There are some in the medical community who say the time has come for a change. Among them is Ilana Yurkiewicz — a third-year medical student at Harvard University. She says that not only is the common bullying environment a toxic one that’s bad for nurses and doctors in training. She says it also poses a threat to patient care.
Her argument, laid out in a recent column in Aeon magazine, runs this way. Delivery of care in hospitals is a team effort. She says the days of a single doctor being on a patient’s case are gone and has been replaced by what she describes as an ecosystem of interacting nurses, interns, residents and attending physicians. Everyone contributes to care and open communication is crucial.
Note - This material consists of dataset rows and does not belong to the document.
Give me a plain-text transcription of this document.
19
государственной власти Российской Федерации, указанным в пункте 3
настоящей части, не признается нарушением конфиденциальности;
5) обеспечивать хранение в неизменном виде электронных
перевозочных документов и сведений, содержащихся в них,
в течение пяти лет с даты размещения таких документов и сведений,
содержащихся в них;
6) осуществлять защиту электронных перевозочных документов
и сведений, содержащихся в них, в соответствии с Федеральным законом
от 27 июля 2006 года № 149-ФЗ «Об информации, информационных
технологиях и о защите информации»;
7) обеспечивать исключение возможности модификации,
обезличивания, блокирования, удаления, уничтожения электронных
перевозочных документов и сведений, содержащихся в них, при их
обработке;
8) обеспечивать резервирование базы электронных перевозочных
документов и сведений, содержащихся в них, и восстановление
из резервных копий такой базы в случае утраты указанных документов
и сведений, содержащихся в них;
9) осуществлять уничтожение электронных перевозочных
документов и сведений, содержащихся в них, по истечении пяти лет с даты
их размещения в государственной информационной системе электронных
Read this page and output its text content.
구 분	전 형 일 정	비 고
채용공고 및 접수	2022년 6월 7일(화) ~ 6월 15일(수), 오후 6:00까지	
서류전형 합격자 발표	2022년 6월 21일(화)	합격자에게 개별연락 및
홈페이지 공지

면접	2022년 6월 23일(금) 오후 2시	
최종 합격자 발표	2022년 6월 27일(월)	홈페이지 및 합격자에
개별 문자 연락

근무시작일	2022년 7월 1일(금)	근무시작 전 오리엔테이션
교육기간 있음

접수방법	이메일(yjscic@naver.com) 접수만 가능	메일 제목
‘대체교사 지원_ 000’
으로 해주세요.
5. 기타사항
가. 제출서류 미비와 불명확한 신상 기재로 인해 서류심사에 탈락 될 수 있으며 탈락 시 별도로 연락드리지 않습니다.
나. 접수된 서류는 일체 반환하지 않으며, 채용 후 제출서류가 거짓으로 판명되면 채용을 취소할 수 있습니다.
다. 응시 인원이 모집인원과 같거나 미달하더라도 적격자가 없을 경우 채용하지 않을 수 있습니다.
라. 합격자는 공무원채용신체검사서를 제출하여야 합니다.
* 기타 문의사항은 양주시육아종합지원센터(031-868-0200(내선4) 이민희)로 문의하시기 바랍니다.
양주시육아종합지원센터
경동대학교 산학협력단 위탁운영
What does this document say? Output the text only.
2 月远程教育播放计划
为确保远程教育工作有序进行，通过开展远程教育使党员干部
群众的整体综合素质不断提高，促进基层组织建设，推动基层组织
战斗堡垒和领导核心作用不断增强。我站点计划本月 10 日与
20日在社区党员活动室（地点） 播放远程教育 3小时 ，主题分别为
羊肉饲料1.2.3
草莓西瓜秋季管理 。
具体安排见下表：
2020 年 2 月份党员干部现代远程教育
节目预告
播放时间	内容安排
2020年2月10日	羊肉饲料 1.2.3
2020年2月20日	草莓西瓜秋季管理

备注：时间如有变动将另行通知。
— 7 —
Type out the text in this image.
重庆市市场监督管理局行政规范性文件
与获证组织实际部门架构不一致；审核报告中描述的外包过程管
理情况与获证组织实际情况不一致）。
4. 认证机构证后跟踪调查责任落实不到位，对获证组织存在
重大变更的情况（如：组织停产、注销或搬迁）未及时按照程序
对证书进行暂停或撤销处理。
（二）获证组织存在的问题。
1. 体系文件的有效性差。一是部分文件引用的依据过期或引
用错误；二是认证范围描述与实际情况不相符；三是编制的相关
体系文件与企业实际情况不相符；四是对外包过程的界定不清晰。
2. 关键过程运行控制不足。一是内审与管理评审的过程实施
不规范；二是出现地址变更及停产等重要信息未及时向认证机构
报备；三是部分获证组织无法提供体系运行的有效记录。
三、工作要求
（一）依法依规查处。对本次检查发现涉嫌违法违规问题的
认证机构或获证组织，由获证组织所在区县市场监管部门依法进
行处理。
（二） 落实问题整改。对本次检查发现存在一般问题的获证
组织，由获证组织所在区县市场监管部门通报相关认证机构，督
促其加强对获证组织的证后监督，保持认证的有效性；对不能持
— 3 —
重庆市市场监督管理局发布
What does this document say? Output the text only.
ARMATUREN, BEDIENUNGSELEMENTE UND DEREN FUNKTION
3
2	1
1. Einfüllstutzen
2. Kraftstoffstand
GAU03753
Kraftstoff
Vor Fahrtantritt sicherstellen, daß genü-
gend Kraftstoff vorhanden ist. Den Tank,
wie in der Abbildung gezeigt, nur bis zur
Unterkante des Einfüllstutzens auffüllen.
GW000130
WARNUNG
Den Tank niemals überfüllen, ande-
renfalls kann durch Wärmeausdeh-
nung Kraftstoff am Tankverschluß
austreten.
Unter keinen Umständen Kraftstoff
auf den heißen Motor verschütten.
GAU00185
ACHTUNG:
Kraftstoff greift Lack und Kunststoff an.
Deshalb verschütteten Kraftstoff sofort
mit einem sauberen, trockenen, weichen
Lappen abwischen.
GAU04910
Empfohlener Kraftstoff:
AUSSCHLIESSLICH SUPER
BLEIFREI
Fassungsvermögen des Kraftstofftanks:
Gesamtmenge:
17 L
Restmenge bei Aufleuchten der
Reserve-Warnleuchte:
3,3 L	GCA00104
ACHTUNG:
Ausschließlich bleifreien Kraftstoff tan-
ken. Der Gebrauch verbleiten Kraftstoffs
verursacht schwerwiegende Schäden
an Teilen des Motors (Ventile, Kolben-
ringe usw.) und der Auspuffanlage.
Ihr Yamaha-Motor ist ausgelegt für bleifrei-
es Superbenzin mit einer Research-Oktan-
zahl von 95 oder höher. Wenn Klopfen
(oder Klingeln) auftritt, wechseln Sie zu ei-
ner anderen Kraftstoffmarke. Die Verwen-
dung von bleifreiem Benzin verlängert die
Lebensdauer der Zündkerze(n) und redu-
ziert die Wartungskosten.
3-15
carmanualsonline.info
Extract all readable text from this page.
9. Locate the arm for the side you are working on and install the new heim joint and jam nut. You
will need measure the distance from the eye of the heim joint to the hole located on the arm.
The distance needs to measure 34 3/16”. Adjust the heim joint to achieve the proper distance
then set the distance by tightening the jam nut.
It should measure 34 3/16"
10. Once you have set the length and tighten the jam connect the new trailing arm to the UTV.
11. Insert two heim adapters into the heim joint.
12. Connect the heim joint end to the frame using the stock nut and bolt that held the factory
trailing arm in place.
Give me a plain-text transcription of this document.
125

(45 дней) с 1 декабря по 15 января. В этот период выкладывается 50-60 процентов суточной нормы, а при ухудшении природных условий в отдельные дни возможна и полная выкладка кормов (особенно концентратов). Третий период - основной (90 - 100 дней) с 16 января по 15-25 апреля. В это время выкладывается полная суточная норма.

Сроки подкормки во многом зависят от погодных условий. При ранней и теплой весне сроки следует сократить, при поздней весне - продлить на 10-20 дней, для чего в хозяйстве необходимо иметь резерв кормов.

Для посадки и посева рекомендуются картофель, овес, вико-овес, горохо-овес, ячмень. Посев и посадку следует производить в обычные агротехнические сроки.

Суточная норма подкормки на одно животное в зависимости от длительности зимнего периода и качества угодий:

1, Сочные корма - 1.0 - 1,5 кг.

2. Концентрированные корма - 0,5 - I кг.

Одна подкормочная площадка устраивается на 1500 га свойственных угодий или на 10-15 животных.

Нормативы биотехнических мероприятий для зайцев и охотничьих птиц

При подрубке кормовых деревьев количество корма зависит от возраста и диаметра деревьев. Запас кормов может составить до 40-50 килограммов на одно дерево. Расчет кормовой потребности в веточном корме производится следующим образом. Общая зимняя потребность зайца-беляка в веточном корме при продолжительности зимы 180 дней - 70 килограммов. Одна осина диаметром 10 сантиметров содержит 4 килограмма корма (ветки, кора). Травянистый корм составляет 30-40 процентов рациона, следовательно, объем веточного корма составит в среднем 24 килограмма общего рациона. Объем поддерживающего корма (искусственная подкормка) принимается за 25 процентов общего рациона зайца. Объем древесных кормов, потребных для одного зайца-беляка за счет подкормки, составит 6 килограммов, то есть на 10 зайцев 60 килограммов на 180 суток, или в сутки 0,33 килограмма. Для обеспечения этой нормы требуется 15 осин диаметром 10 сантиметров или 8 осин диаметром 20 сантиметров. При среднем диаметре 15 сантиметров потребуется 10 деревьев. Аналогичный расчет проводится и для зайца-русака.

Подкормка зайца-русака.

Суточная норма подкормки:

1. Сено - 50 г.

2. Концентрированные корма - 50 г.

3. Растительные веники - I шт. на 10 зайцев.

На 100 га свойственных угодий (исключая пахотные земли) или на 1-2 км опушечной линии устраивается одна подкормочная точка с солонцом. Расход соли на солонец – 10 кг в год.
The problem, says Yurkiewicz, is that too many hospitals still support a culture in which withering criticisms from higher ups may be delivered with open hostility and disrespect. To avoid future abuse a victimized team member may stop stepping forward on behalf of patients. The result might be patient injury or death. Where negligence might be provable, it might warrant a claim of wrongful death.
For the sake of everyone, but especially patients, Yurkiewicz says it’s time for hospitals to focus on creating work cultures that curb bullying behavior and promotes humane conditions.